31 luglio 2014 – Vedere gli altri vincere è dura. Vederli dominare è un pugno al cuore. Ma vederli sia vincere che dominare, mentre tu non riesci manco a portare a casa un trofeo da vincitore, è davvero lancinante. Astinenza, austerità, mancanza, digiuno da quel gradino più alto del podio che a Maranello era diventato tabù, vent’anni fa crollò. La Ferrari torna a vincere.
58 Gran premi con l’urlo ricacciato giù in gola, con la bandiera rimasta nell’angolo del salotto anzichè sbandierata sul terrazzo di casa e con la sensazione che i vecchi fasti sono davvero lontani. In mezzo a questi 58 Gp tante: polemiche, teste mozzate, campioni scappati, fenomeni agognati ma mai arrivati, piloti dal futuro pressocchè bruciato e tanti progetti proclamati come innovativi e vincenti e invece rivelatasi fallimentari. Uomini coraggiosi e dal cuore grande come caserme che cercavano in tutte le maniere di rompere questo tabù maledetto, ma vuoi la sfiga o vuoi l’imprevisto di turno bisognava sempre rinviare. Inaccettabile per la Ferrari questa astinenza dal gradino più alto del podio.
Da quel Gran Premio di Spagna 1990 (vinse Prost) si arriva al Gran Premio di Germania del 1994. Berger ottiene una straordinaria pole position che mancava da 59 Gp (uno in più rispetto alle vittorie: Mansell Gp Portogallo) con un tempo eccezionale. Mezzo secondo rifilato al compagno Alesi che soffia la prima fila all’idolo locale Schumacher per soli 14 millesimi, nonostante un cofano motore pericolosamente volato via in pieno rettilineo. Gli altri ancor più lontani. Dal muretto con cuffie enormi e interfono alzato su a mo di antenna Jean Todt, al timone Ferrari da poco più di un’anno, annuisce soddisfatto. La 412 T1B che ha debuttato poche settimane prima in Francia va bene. La strada imboccata sembra essere quella giusta, ma prima di squillare trombe vittoriose, bisogna attendere 44 giri su uno dei circuito più massacranti per i motori: il vecchio Hockenheim.

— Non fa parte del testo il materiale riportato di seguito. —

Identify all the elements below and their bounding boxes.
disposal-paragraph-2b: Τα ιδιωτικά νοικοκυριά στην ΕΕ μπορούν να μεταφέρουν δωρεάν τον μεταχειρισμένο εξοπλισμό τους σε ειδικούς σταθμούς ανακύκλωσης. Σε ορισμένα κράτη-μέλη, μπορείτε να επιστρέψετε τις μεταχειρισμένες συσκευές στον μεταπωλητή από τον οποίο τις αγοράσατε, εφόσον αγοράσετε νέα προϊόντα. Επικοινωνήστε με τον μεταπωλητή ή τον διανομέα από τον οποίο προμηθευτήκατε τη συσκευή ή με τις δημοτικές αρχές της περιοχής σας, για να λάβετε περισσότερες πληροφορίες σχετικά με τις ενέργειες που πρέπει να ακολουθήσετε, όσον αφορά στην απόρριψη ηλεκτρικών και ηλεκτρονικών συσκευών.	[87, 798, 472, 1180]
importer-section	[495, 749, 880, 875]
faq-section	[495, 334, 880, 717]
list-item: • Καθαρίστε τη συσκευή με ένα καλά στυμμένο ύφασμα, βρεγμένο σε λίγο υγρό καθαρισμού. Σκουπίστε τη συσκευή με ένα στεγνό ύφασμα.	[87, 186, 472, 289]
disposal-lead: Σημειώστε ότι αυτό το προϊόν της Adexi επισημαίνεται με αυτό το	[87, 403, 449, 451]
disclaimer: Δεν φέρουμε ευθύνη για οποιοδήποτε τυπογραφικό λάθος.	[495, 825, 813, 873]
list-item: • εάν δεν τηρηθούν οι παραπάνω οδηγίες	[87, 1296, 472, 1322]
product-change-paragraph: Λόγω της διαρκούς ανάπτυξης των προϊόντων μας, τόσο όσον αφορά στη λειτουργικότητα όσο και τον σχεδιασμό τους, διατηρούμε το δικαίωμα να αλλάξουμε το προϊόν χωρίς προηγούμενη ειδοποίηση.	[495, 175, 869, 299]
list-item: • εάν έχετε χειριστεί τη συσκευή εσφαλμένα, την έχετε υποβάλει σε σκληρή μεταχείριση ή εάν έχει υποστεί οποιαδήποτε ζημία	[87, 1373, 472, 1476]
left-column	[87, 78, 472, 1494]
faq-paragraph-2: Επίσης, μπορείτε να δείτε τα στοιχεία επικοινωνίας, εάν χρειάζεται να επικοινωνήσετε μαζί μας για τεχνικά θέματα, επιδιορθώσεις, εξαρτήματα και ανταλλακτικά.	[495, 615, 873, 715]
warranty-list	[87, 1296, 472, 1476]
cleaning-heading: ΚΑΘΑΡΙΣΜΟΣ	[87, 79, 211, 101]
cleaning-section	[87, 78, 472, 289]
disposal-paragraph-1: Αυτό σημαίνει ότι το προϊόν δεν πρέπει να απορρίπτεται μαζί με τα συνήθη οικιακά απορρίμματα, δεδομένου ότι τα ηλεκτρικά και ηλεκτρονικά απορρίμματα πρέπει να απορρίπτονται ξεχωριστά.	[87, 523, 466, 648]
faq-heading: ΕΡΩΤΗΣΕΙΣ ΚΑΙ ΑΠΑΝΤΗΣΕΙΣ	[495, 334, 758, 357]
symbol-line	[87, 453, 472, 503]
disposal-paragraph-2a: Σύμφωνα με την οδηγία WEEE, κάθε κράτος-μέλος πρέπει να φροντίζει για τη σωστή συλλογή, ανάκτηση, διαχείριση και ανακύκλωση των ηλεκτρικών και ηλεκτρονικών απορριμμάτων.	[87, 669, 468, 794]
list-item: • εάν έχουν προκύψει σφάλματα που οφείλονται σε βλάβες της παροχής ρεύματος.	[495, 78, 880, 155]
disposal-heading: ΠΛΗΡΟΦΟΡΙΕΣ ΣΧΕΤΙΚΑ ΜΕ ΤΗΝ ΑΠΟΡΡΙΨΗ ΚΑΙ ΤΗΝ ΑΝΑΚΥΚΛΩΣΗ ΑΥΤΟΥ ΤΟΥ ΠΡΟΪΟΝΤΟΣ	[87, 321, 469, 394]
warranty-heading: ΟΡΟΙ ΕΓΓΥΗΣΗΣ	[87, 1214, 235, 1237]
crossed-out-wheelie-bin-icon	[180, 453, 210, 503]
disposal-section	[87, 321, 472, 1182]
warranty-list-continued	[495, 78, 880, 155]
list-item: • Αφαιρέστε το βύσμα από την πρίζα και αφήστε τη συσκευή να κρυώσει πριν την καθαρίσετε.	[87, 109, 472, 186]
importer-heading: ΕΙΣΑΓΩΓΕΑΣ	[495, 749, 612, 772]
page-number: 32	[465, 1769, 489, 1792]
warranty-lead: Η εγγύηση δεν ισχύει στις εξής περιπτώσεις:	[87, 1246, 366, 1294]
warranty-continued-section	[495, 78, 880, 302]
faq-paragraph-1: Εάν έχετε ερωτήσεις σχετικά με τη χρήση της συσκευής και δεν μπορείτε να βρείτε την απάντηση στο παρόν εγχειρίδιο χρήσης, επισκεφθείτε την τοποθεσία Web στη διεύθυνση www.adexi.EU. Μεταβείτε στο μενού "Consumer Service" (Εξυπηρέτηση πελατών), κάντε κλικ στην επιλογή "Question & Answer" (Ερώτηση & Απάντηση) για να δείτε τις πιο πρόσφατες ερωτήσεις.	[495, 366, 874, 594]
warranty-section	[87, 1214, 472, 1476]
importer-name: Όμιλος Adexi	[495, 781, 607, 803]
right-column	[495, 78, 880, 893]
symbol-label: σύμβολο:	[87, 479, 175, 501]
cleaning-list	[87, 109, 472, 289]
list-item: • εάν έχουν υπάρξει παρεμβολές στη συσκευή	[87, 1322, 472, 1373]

Pochi metri dopo il via la prima doccia gelata in casa Ferrari. Alesi, scattato ancora una volta benissimo dalla prima fila, alza il braccio destro in segno che ha problemi. Guai di natura elettronica lo costringeranno a parcheggiare la sua Ferrati 412 T1 dopo neanche un giro. Se la gara fosse stata sospesa, la Ferrari avrebbe potuto schierare nuovamente due vetture, in quanto il muletto era adattato a Jean Alesi. Dicevamo sopra? Ah si, sfiga. In alcuni casi neanche il più preparato ingegnere può dare una spiegazione diversa da quella.
Con Alesi fuori, la Ferrari rimane in gara con la 412T1 di Berger che comanda davanti a Schumacher. I due fanno subito il vuoto, girando su tempi inavvicinabili per tutti. Ad aiutare la fuga, ci pensano alla Williams, con Hill afflitto da problemi al motore e Coulthard attardato a causa di un pit stop al primo giro per riparare il muso danneggiato al via e poi costretto al ritiro poco più avanti.

Pochi giri dopo, arriva la seconda tegola in casa Benetton. Schumacher, secondo dietro Berger, si ritira con il motore KO. I tedeschi sugli spalti si ammutoliscono, ma alla fine si consolano: una Ferrari è al comando e in totale solitudine. Berger, che non ci stancheremo mai di dire quanto fosse brava l’amica di letto che aveva dalle parte del Hockenheimring, guida da maestro del “fagiolo” di asfalto immerso nella foresta tedesca. Dietro di lui un vuoto colossale. Come se tutti quei secondi che metteva tra se e i suoi inseguitori fossero pugni presi in faccia in 4 anni che vengono ricacciati al mittente. Una Ferrari finalmente bella e vincente come deve essere davvero. Una Ferrari finalmente che ritrova la propria natura nel posto dove è nata per stare: in testa a tutti.

La Ferrari era tornata. Un’unico giorno per cancellare 4 anni terribili. Un’unico giorno per dimenticare errori dovuti a troppe teste che volevano comandare in un caos che sembrava una bolgia dantesca di uomini in giacca e cravatta ma che la passione rossa proprio non ce l’avevano. Quel giorno tutti capirono che la strada intrapresa un’anno e poco più prima era quella giusta, ma nessuno immaginava che quella sarebbe stata solo la punta dell’iceberg di uno dei periodi più vincenti nella storia della Formula 1.